The Spanish confederation of environmental groups Ecologistas en Acción, aligned with social environmentalism (a movement that believes environmental problems stem from an increasingly globalized model of production and consumption—also responsible for many social issues), denounces the inexorable disappearance of centuries-old olive groves in the Andalusian municipality of Priego de Córdoba, uprooted to be replaced by new plantations: trees that are 100, 200, even 300 years old are now considered useless.
To counter this immense loss, the environmentalist confederation highlights several points in favor of traditional olive cultivation (it’s hard not to agree with them).
First of all, traditional olive groves are dry-farmed and produce without wasting water for irrigation—now a scarce resource in the Mediterranean—thriving instead on rainwater and adapting to weather conditions. They are reservoirs of biodiversity: the trunks of these ancient olive trees provide shelter for insects, birds and mammals, offering refuge and breeding sites, while cracks and cavities trap and preserve seeds and fungal spores that enrich the fields year after year.
These centuries-old olives help maintain soil stability, and in sloping areas they ensure soil fertility, especially when combined with no-till practices and maintaining ground cover. Moreover, a type of “pasture” ecosystem has formed, where the key animal of the Mediterranean environment—the wild rabbit—coexists with these long-lived olive trees without causing significant damage.

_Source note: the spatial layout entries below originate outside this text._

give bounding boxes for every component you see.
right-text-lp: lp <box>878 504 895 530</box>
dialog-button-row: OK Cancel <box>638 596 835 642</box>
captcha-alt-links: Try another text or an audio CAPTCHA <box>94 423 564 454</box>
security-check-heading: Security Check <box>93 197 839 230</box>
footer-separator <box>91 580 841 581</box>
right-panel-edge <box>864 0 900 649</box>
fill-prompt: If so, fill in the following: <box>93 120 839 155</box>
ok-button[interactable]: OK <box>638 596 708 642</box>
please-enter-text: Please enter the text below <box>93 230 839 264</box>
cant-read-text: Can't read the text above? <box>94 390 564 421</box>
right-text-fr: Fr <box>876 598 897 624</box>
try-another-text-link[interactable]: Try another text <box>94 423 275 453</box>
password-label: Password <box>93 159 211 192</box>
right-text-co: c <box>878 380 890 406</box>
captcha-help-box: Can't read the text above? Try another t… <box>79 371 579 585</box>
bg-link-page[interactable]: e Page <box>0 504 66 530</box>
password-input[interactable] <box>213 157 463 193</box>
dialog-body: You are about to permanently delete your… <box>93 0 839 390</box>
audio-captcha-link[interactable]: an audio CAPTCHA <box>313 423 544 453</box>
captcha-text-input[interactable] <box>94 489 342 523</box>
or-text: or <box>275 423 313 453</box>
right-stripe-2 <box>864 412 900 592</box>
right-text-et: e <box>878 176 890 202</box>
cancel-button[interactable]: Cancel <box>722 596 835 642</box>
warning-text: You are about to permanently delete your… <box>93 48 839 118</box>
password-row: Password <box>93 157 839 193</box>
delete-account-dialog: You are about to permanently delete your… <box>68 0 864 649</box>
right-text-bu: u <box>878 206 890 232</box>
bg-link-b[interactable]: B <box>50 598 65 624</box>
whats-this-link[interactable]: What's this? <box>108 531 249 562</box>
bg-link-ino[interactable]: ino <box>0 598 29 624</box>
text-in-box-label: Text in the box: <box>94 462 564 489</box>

The presence of the Iberian lynx and the Spanish imperial eagle has already been confirmed in the region; these species, along with the golden eagle, Bonelli’s eagle, the Eurasian eagle-owl and the European wildcat, are emblematic of the rich Mediterranean ecosystem. All of them depend on the availability of prey, especially within these olive-pasture landscapes.
In their statement, Ecologistas en Acción notes how sad it is that the heart of the Priego de Córdoba PDO (olive oil made from the Hojiblanca, Picual and Picuda cultivars) does not defend its traditional olive groves—groves that have not only won numerous awards but have also been the subject of countless studies on oil quality and on the profitability of traditional mountain olive farming (for example, the MOVING project).
Cooperatives and mills are not encouraging farmers to preserve the olive trees of their parents and grandparents—groves that helped them overcome many hardships and that, despite producing some of the best oils in the world, are now being used to improve other, lower-quality oils, without producers receiving higher compensation.
This precious landscape, made of pasture and olives, is falling under the blows of bulldozers in pursuit of a supposed modernization that may, in time, prove to be an unattainable dream.
“We must all call on the authorities, the denomination of origin, cooperatives and mills,” the Spanish environmentalists appeal, “to support the olive groves of the Subbética of Córdoba and waste no more time, because every day more centuries-old olive trees of our agroecological heritage are being destroyed.”